Electronics retailer Comet confirmed it will enter administration next week after reports showed it has made estimated losses totalling tens of millions of pounds.
In a brief statement the firm, which has more than 200 stores around the UK, revealed the news its 6,000 employees had feared.
It read: “We can confirm we have today taken steps to seek the protection of the court with a view to entering administration next week (week commencing 5 November).
“In the meantime the board is urgently working with its advisers to seek a solution to secure a viable future for the company.”
Earlier this year the Comet Group’s new parent – OpCapita – called meetings with landlords to discuss the terms of rental leases and has refused to rule out possible store closures.
At that time it put dozens of staff into consultation for redundancy and said it “may” close 61 stores as part of its drive to cut costs in the volatile consumer market.
At that time there were believed to be around 30 to 35 poorly performing stores the group wants to exit with redundancy notices handed to staff in support roles around the country.
Now it has emerged the company has made a possible loss of £35m up to the end of April, forcing it to look at its business structure again.
However, it’s currently unclear whether that means possible administration, store closures or part or more sales, this places the jobs of 6,000 people employed by the retail giant under threat.
The business was part of Kesa, now renamed Darty, who paid a £50m dowry over the sale.

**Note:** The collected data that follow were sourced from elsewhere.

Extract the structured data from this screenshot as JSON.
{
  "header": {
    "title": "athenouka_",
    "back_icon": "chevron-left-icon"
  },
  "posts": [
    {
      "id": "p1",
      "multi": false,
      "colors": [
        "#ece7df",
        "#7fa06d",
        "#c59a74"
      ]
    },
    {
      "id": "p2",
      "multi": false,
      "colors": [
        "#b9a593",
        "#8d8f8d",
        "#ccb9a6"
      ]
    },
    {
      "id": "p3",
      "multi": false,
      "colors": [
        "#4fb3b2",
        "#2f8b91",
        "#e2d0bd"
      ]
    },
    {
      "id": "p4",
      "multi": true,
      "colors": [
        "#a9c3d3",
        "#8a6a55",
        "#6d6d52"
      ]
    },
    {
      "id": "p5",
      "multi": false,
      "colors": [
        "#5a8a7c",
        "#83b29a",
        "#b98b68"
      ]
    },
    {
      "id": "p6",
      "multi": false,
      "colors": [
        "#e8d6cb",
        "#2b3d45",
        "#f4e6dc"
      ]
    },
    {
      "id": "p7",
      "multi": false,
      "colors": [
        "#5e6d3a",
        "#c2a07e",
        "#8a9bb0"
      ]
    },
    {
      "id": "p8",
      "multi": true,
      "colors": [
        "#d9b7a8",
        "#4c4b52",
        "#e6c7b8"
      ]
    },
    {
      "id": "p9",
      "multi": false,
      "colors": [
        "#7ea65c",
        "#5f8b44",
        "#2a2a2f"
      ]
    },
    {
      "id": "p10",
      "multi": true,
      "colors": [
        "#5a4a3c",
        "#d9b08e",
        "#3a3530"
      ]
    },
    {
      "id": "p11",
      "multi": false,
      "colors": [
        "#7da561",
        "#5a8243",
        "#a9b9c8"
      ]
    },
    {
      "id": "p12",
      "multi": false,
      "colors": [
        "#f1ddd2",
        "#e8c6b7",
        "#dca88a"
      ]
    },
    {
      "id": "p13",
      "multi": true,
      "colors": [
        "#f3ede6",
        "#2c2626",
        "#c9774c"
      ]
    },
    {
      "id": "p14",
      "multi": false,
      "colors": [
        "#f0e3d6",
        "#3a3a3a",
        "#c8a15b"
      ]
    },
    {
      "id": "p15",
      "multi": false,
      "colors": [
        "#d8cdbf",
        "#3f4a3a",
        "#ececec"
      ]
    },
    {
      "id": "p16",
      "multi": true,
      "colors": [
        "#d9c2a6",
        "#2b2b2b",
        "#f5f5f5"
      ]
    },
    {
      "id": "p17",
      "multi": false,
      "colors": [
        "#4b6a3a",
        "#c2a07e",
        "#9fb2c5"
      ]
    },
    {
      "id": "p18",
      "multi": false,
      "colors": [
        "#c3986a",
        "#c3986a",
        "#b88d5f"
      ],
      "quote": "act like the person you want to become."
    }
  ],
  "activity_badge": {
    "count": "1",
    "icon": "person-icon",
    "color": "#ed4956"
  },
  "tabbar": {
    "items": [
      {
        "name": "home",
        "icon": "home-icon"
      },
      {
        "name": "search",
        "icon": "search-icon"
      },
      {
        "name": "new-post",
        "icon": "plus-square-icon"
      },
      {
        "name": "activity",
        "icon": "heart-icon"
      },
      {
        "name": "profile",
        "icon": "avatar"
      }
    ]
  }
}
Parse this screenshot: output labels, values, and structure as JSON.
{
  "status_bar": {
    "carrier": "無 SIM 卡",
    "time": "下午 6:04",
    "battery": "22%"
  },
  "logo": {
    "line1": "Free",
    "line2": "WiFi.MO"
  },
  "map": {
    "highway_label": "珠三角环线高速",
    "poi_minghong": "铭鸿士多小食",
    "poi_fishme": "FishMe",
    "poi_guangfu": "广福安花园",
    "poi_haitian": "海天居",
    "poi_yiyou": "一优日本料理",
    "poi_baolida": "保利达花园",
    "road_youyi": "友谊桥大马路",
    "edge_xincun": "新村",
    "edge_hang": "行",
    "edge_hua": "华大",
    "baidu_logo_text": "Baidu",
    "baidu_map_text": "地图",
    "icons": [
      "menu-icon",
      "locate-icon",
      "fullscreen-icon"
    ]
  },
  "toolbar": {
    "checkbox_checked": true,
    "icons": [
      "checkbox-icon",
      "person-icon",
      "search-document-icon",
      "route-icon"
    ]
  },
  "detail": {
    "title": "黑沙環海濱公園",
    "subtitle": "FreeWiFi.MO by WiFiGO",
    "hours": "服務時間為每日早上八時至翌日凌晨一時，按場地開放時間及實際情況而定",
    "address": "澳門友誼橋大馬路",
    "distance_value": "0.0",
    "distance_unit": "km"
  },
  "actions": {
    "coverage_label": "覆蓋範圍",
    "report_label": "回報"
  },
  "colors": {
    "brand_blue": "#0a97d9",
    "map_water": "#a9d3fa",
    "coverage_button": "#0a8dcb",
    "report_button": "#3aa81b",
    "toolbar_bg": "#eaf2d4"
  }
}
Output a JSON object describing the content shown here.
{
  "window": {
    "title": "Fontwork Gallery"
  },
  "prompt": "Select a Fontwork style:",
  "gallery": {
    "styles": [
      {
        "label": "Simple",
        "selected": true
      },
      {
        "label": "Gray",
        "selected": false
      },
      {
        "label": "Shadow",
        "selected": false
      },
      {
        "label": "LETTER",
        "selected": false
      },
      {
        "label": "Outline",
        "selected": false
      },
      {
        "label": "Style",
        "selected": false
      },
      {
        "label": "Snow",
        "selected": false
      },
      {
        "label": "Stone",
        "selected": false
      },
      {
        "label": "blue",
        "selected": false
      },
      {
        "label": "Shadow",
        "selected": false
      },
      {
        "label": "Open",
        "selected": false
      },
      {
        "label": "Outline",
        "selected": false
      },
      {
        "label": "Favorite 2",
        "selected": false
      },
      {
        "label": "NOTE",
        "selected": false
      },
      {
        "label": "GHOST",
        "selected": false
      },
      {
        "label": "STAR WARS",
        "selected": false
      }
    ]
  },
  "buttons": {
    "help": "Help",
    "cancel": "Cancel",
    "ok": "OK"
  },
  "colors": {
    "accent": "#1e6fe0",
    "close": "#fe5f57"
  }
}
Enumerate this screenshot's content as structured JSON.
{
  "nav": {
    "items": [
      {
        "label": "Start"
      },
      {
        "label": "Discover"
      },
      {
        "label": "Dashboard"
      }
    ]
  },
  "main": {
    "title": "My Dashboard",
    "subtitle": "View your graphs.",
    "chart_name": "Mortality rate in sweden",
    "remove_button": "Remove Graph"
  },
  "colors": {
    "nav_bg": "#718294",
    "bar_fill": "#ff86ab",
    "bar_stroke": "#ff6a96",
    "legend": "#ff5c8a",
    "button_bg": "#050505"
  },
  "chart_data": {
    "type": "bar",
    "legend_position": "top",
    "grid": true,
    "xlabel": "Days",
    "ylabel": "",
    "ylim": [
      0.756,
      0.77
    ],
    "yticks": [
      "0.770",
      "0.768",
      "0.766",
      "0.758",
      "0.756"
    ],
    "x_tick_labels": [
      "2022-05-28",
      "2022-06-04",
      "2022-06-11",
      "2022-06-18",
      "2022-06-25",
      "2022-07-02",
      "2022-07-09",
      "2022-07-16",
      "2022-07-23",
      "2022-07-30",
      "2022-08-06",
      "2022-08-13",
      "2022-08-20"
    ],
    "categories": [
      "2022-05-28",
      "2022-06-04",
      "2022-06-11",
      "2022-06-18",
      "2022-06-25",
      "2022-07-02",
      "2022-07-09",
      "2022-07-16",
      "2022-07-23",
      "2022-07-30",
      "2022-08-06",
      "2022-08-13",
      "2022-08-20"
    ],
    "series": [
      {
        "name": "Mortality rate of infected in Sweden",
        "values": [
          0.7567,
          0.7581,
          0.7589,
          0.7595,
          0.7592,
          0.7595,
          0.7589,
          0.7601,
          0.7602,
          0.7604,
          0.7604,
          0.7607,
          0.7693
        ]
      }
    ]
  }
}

However, Kesa remains liable for Comet’s pension scheme which is rumoured to be around £40m in the red.
Julian Cahn, insolvency and restructuring partner at law firm Stephenson Harwood, said: “Comet’s problems are a general reflection of the challenges currently facing retailers today – the onslaught of the major supermarkets and exclusively on-line retailers.
“Supermarkets such as Tesco and Asda also now sell the same goods, such as TVs, set-top boxes, laptops, tablets, printers and games consoles.
“In addition and like other business with large amounts of premises (240 stores), each commanding significant square footage, Comet is no doubt also dealing with an increasingly aggressive landlord community.
“This has also left it vulnerable to on-line retailers who obviously have much lower overheads. As with JJB Sports, it also appears that Comet has been a casualty because it has been unable to match its rivals.
“Ultimately, all of these problems will have been exacerbated by the current economic climate in which those relying on non-essential consumer spending are the most vulnerable. Presumably the administrators will be hoping for a successful Christmas and January sale period.”
Tom Leman, head of retail at international law firm Pinsent Masons said: “People will point to the depressed consumer market as the cause of yet another insolvency, but we shouldn’t forget that electronics is one of the most competitive markets with a huge shift to on-line sales.
“Comet was in trouble the first time round when Kesa sold Comet to OpCapita, hence the £50m dowry and the retention of the pension scheme.
“It looks like even that drastic surgery and the expertise of OpCapita has not been able to address the downward spiral of essentially a bricks and mortar retailer.
“Landlords will be upset, but perhaps only a real carve up through administration will provide the business with a cost base and new ownership that can enable it to start to build from the bottom up again.”